Each perforation conducted during the study was characterized by a loading phase and a sudden, rapid return to prior wavelengths at the time of perforation. Negative loading phases correspond to axial loading of the catheter while positive loading phases correspond to the presence of lateral forces, or shearing at the catheter tip. Thus for the current sensor design, a positive wavelength change after reaching thermal equilibrium suggests that the catheter tip may not be fully perpendicular to the endocardial surface (e.g., Figure 4(B,D,E), during loading)). Of note in Figure 4(A,B) is the brief reversal of signal wavelength immediately prior to perforation despite continual pressure exerted by the operator. This reversal was also observed for the epoxy-based sensor during perforation bench tests using a slab of tissue simulant and a commercially available pig heart. An explanation may be that as the contact level started to reach perforation levels, the targeted tissue began to weaken and thin, temporarily relieving the pressure between the catheter tip and the atrial wall. The length of the reversal was more prolonged and apparent when the perforation was carried out more slowly; in fact, as seen in Figure 4(C) the reversal may be absent when perforation was carried out quickly (2.5 s in Figure 4(C) compared to greater than 8 s for Figure 4(A,B)). Short perforation times prevented correlation of perforation speed with the observability of a reversal signal. However, sensitivity-induced competition with secondary signals such as operator handling readily reduced the prominence and clarity of the perforation signal. Therefore, it may be concluded that stiffer adhesives such as epoxy will allow exactly the right strain transfer to isolate signals unique to perforation. On the other hand, one should realize that perforations performed in this study were carried out intentionally, and during actual ablation procedures, a loading phase may not be as apparent to the operator. For load-sensing enabled RF ablation catheters, Figure 4(B) may be more representative of more realistic situations in which the magnitude of the baseline and the heart beat induced peaks slowly magnified until a sudden wavelength drop-off occurred. Thus, during RF ablation, the operator should check for alternate signs of perforation whenever a wavelength drop-off is observed after steady increases in signal waveform magnitudes.

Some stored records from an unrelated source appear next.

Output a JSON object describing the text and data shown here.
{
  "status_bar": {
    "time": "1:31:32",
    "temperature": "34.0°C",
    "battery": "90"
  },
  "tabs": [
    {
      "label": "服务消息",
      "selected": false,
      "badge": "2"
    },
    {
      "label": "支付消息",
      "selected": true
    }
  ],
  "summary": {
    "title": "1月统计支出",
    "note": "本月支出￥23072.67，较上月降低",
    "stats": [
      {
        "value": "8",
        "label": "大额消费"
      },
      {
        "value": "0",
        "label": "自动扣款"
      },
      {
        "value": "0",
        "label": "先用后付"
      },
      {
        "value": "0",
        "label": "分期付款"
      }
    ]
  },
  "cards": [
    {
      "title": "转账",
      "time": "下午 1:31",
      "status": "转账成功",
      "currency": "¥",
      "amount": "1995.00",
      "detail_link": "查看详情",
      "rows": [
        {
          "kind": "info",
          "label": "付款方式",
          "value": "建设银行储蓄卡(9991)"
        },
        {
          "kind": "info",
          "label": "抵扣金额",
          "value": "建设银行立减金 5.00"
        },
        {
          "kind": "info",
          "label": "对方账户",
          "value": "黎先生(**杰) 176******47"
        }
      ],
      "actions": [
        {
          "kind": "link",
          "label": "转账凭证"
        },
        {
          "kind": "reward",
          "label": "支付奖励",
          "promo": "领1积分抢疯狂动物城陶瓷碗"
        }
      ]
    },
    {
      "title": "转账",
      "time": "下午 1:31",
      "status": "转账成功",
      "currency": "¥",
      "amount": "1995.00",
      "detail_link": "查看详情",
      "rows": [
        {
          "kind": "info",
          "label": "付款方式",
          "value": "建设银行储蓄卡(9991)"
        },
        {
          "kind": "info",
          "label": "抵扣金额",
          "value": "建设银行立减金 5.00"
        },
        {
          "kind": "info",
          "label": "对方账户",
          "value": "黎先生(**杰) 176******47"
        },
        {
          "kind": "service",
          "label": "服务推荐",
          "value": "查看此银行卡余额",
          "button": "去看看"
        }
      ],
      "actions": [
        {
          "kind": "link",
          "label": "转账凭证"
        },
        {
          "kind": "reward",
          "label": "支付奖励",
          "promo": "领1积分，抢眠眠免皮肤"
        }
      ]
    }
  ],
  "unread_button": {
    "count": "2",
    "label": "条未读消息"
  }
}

Perforation results from this study agree with the results presented by Shah et al. [17], with both studies showing a characteristic loading phase followed by a sharp drop in contact force coinciding with perforation (seen in the current study as a quick shift in Bragg wavelength to pre-loading levels). A contact force threshold (100 g) was recommended by Shah et al. to minimize the chances of perforation [17]. On the other hand, the brief reversal as seen in Figure 4(A,B) may act as an additional warning signal for operators of impending perforation.

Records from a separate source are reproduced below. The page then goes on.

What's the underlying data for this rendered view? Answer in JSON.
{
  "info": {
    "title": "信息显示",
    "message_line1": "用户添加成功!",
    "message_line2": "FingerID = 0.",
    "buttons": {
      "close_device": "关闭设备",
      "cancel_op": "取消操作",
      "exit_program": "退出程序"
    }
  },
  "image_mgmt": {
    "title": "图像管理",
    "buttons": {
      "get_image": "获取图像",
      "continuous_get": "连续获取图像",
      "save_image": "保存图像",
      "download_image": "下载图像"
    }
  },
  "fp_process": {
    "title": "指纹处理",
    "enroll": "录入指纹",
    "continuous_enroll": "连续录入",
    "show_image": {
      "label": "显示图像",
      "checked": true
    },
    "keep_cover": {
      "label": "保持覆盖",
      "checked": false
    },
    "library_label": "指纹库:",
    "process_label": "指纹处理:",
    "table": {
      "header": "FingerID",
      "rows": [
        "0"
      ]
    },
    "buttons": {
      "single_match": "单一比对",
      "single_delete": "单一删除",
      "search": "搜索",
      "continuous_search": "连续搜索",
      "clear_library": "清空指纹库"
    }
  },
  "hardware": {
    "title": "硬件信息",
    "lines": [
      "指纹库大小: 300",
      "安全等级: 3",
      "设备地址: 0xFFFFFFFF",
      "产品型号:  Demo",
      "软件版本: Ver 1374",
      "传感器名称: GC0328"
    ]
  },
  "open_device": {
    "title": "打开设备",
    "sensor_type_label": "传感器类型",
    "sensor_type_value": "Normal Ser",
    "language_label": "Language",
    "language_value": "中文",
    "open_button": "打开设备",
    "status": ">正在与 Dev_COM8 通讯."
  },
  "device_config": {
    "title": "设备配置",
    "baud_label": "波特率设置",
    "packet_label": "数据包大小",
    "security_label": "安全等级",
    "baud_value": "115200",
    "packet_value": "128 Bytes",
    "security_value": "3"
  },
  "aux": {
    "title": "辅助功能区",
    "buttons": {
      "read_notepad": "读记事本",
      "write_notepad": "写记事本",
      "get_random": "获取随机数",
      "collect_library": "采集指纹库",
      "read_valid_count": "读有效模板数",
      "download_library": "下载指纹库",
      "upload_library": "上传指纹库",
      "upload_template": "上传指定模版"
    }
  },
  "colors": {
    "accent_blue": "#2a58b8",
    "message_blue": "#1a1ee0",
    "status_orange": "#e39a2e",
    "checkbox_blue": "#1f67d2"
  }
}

The data acquired from this study lays the foundation for further improvements in sensor designs in subsequent studies. During the perforations shown in Figure 4(B,D,E), buckling of the sensor between the cylinder and the protective superelastic tube produced large peaks in the signal. Later designs will reinforce this junction to reduce the chance of buckling during loading. Furthermore, the thicknesses of the cylinders housing the FBGs were thin and thus susceptible to substantial bending stresses. Increasing the thickness will reduce the effect of bending stresses, but will impose obstacles in other aspects of the sensor, such as the size; thus a stiffer type of material may be used to lower this effect while maintaining a small size.

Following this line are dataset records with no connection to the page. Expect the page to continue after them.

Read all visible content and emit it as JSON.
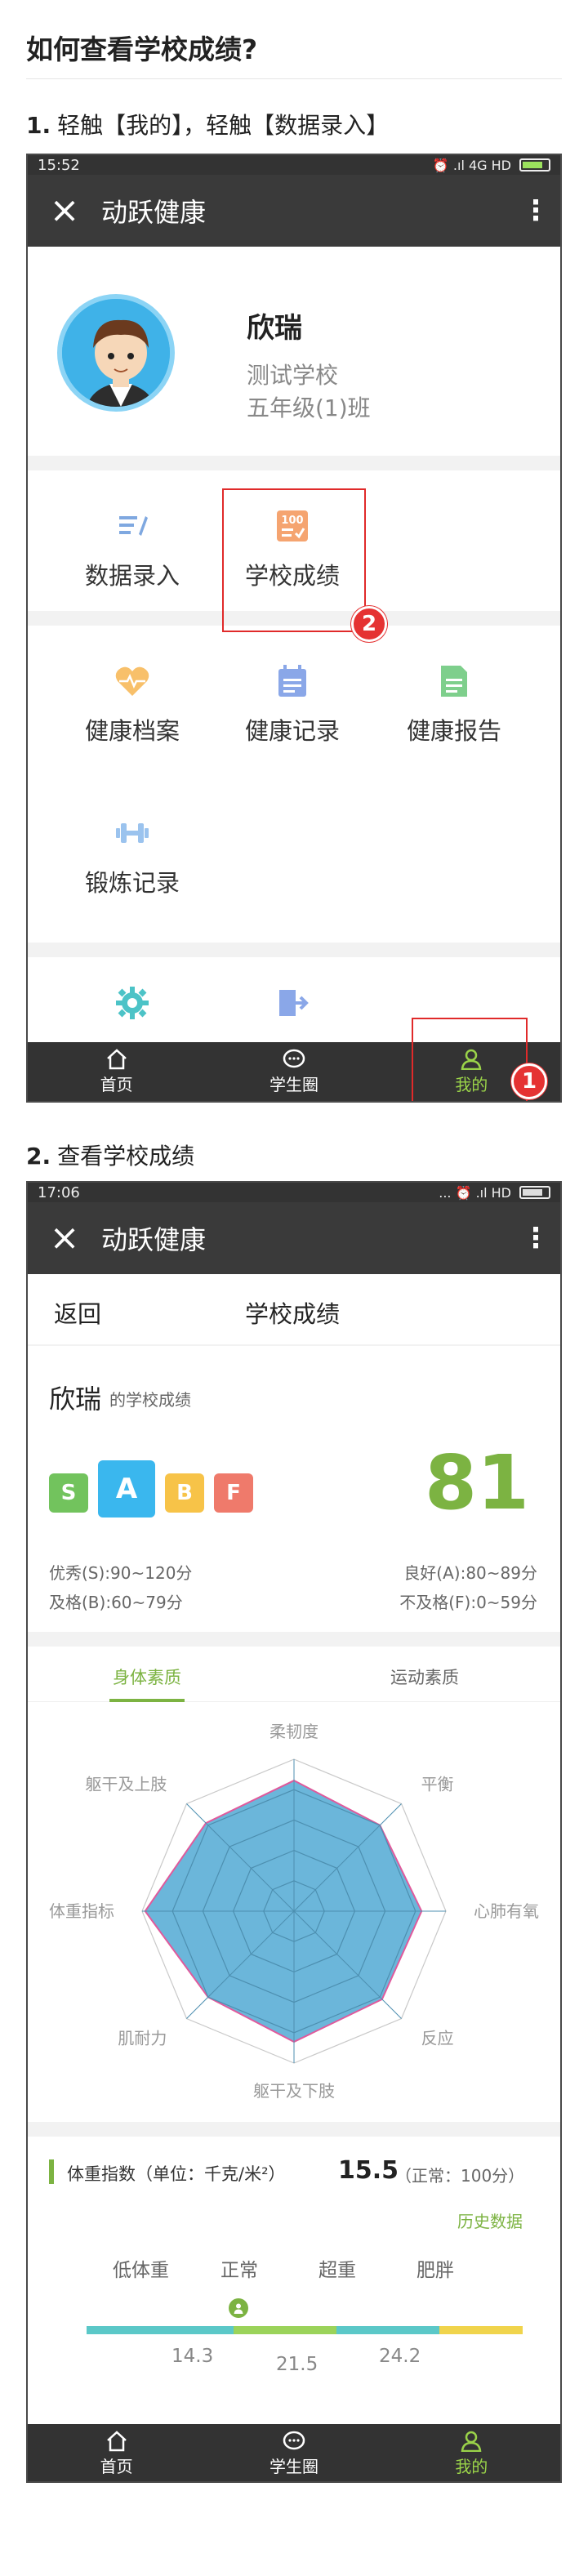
{
  "title": "如何查看学校成绩?",
  "steps": [
    {
      "num": "1.",
      "text": "轻触【我的】，轻触【数据录入】"
    },
    {
      "num": "2.",
      "text": "查看学校成绩"
    }
  ],
  "phone1": {
    "time": "15:52",
    "status_right": "⏰ .ıl 4G HD",
    "app_title": "动跃健康",
    "user": {
      "name": "欣瑞",
      "school": "测试学校",
      "class": "五年级(1)班"
    },
    "row1": [
      {
        "label": "数据录入"
      },
      {
        "label": "学校成绩"
      }
    ],
    "row2": [
      {
        "label": "健康档案"
      },
      {
        "label": "健康记录"
      },
      {
        "label": "健康报告"
      }
    ],
    "row3": [
      {
        "label": "锻炼记录"
      }
    ],
    "badge1": "1",
    "badge2": "2"
  },
  "tabs": [
    {
      "label": "首页"
    },
    {
      "label": "学生圈"
    },
    {
      "label": "我的"
    }
  ],
  "phone2": {
    "time": "17:06",
    "status_right": "... ⏰ .ıl HD",
    "app_title": "动跃健康",
    "back": "返回",
    "page_title": "学校成绩",
    "student": "欣瑞",
    "student_suffix": "的学校成绩",
    "grades": [
      "S",
      "A",
      "B",
      "F"
    ],
    "score": "81",
    "legend": {
      "s": "优秀(S):90~120分",
      "a": "良好(A):80~89分",
      "b": "及格(B):60~79分",
      "f": "不及格(F):0~59分"
    },
    "subtabs": [
      {
        "label": "身体素质"
      },
      {
        "label": "运动素质"
      }
    ],
    "radar_labels": [
      "柔韧度",
      "平衡",
      "心肺有氧",
      "反应",
      "躯干及下肢",
      "肌耐力",
      "体重指标",
      "躯干及上肢"
    ],
    "bmi": {
      "label": "体重指数（单位：千克/米²）",
      "value": "15.5",
      "normal": "（正常：100分）",
      "history": "历史数据",
      "categories": [
        "低体重",
        "正常",
        "超重",
        "肥胖"
      ],
      "thresholds": [
        "14.3",
        "21.5",
        "24.2"
      ]
    }
  },
  "colors": {
    "green": "#8bc34a",
    "score": "#7cb342",
    "teal": "#5bc8c8",
    "yellow": "#f0d44c",
    "red": "#e02a2a"
  }
}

5.3. Effects of Temperature

As indicated by Equation (1), changes in temperature correlate to shifts in the Bragg wavelength but do not affect sensitivity to mechanical strain. Throughout the study, temperature changes occurred mainly from the movement of the sensor into and out of the cardiac chambers. Insertion of the sensor into the heart produced an upward shift of approximately 0.4 nm in the Bragg wavelength. Roughly 30 s were required for the sensor to reach thermal equilibrium once inside the heart (hence no more temperature-induced wavelength shifts). Extractions of the sensor lead to the recovery of the wavelength shift to original, pre-insertion levels.

Although temperature did not have an effect on the current results after the sensor reached thermal equilibrium within cardiac chambers, a compensating mechanism will be necessary if the sensor is to be calibrated for force. A stress-relieved FBG sensor placed close to the sensing area will be able to measure temperature-induced wavelength shifts while at the same time be isolated from contact strains (an example of this mechanism is shown in [27]).

6. Conclusions

Sensors fabricated in similar form as an ablation catheter were able to allow monitoring of catheter-endocardial contact levels and investigate any signal behavior that helps in predicting or indicating the occurrence of transmural perforation of the left atrium. Multiple, periodic peaks were seen in the signal when contact was made and quickly diminished in the absence of contact, thus establishing a condition indicating the presence of contact. Furthermore, perforation was identifiable by a baseline-shifting loading phase followed by a rapid return to prior wavelength levels. For epoxy-based sensors, a short signal reversal was observed prior to the moment of perforation, and it is recommended that stiff adhesives be used when investigating the characteristics of perforation. Knowledge of these signal characteristics will help future ablation procedures regarding the application of adequate pressure and also for reducing perforation incidences.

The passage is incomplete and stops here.